2. The term 'indirect' will henceforth be used to refer, more generally, to the clitics y and en.
3. While for the purposes of this study y and en are classified as having semantic value, this value is reduced compared to that of the NPs to which they refer. While y and en provide cues to animacy and argument structure by their very nature (-animate, +indirect), one must still look to the verbal host to determine the function: locative, indirect, or partitive.
4. Just as Fodor (1998, p. 342) asserts that what cannot be parsed cannot be learned, since 'grammar acquisition is at the mercy of the information provided by the parser,' I amsuggesting that grammatical forms that cannot be parsed may very well remain incomprehensible.
5. White (1996) found that in the first two years of L2 acquisition, object clitics and null pronouns were rarely used; lexical complements and the strong pronoun ça were preferred.
6. Pirvulescu (2006, p. 227) uses the notion of the 'clitic-context,' wherein 'the referent is definite, it is the topic of the discussion; and it is contained in the immediately preceding discourse.' She examines object-clitic omission in early monolingual learners of French by comparing their object-omission rates in clitic-context with those of adults.
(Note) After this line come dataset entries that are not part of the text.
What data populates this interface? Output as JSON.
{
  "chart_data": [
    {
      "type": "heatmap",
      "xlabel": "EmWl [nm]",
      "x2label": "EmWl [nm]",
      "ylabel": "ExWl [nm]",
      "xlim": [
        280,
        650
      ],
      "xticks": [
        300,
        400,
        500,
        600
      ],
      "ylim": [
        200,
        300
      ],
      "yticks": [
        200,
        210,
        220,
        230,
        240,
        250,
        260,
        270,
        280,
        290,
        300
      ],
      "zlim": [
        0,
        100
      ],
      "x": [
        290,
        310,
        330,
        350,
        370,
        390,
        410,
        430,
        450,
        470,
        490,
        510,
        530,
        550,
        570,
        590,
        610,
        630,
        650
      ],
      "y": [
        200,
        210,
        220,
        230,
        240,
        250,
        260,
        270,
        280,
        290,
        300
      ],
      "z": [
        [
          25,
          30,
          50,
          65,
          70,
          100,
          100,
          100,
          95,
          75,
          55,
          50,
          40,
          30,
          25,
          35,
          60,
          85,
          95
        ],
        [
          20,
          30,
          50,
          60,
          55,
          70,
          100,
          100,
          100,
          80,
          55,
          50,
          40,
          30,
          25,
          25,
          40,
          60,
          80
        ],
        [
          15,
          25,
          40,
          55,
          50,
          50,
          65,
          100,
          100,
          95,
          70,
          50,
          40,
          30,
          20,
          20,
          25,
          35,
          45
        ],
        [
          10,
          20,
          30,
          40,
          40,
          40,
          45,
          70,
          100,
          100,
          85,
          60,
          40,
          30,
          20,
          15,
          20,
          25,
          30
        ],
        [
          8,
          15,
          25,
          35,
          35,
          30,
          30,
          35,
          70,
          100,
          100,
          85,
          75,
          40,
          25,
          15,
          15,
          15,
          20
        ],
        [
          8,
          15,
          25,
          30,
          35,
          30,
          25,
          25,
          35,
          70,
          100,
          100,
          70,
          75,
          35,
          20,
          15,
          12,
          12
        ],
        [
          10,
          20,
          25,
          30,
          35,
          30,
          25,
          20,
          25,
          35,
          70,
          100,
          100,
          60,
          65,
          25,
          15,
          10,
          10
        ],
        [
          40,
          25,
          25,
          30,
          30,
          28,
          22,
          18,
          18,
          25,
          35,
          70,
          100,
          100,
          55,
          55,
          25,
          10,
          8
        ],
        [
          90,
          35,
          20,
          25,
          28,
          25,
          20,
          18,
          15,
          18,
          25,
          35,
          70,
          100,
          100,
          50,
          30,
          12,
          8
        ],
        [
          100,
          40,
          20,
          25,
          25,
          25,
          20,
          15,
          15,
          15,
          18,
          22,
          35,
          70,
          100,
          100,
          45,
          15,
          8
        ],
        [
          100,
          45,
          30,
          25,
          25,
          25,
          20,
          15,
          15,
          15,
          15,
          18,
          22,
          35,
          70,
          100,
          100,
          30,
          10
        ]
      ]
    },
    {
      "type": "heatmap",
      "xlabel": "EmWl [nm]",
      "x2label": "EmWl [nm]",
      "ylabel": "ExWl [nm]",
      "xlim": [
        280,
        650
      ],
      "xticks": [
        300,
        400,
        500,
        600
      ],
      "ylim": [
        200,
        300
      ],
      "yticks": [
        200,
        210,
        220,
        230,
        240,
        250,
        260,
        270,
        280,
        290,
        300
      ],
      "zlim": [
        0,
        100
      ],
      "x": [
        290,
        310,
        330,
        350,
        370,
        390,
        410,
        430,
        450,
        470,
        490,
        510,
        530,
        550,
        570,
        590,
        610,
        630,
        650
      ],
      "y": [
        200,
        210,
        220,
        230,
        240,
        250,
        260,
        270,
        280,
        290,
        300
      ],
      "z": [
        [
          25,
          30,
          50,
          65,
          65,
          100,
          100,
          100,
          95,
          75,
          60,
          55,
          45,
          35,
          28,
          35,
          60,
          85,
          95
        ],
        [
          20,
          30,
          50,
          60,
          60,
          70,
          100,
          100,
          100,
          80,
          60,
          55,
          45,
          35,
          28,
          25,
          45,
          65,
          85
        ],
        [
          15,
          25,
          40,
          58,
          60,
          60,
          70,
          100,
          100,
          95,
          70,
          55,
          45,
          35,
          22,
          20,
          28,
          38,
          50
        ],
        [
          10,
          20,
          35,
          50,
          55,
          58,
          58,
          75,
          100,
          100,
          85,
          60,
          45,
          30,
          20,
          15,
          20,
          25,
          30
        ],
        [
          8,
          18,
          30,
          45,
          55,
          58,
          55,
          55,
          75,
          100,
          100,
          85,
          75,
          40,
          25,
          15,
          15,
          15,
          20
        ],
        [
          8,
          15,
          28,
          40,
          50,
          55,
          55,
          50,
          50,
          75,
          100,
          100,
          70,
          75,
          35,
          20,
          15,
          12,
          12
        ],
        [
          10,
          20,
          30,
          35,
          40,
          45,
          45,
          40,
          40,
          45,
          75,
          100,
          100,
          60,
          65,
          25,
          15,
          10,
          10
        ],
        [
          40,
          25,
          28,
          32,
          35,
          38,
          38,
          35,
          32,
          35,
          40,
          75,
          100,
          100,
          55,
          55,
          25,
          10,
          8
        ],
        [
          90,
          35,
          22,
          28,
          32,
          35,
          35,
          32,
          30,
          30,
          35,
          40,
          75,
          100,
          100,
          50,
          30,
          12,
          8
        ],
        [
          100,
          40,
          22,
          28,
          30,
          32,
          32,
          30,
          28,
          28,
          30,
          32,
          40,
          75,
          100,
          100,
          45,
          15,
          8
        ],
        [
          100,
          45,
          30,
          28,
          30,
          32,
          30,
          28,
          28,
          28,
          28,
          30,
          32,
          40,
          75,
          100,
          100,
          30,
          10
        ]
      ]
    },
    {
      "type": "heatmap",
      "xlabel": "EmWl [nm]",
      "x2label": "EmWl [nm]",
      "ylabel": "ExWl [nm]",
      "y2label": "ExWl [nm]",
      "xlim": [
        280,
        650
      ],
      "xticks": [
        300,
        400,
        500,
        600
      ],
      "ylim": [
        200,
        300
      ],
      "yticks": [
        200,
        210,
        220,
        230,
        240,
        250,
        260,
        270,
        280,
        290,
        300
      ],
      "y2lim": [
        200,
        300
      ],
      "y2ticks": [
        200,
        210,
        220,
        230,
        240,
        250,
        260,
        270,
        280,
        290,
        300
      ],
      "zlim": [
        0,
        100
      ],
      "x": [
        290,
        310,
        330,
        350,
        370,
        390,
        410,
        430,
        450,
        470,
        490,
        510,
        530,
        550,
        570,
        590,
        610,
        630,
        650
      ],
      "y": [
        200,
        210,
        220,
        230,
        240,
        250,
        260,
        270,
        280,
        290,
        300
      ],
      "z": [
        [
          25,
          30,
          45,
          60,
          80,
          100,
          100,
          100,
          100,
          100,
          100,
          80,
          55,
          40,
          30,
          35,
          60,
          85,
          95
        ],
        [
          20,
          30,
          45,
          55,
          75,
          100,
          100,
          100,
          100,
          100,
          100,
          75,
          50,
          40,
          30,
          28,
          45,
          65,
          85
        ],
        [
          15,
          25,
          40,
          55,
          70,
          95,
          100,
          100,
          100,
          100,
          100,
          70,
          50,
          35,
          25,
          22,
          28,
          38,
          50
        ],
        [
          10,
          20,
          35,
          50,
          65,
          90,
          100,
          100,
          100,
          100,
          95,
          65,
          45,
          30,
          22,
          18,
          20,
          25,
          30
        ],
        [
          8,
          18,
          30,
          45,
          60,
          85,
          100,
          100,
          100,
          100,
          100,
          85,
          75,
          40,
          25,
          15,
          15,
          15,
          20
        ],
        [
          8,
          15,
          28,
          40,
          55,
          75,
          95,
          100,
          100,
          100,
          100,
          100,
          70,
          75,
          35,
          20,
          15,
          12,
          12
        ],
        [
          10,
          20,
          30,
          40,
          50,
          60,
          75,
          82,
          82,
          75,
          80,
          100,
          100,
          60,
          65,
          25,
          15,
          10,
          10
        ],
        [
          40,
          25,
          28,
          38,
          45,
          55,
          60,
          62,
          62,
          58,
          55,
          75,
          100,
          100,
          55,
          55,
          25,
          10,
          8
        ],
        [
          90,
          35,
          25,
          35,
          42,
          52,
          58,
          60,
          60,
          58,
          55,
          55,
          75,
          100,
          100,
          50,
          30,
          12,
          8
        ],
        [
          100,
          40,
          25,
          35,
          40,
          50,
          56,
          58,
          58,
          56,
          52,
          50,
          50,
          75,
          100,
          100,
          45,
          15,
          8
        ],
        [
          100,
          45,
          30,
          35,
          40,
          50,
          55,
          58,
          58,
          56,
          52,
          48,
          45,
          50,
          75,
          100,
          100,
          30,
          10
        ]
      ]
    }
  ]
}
7. A reviewer suggested that not all occurrences of y penser in student dictoglosses necessarily imply that the intended meaning was 'thinking of it.' Perhaps some students did indeed understand y penser as 'thinking of her' but, as a result of exposure to vernacular varieties of French in which y can refer to animate referents (e.g., J'y parle for Je lui parle), had assimilated this particular usage to the extent that the standard distinction whereby y cannot refer to animate referents was overridden.
8. These IL forms are indicative of the responses provided by eight of the 55 learner dyads.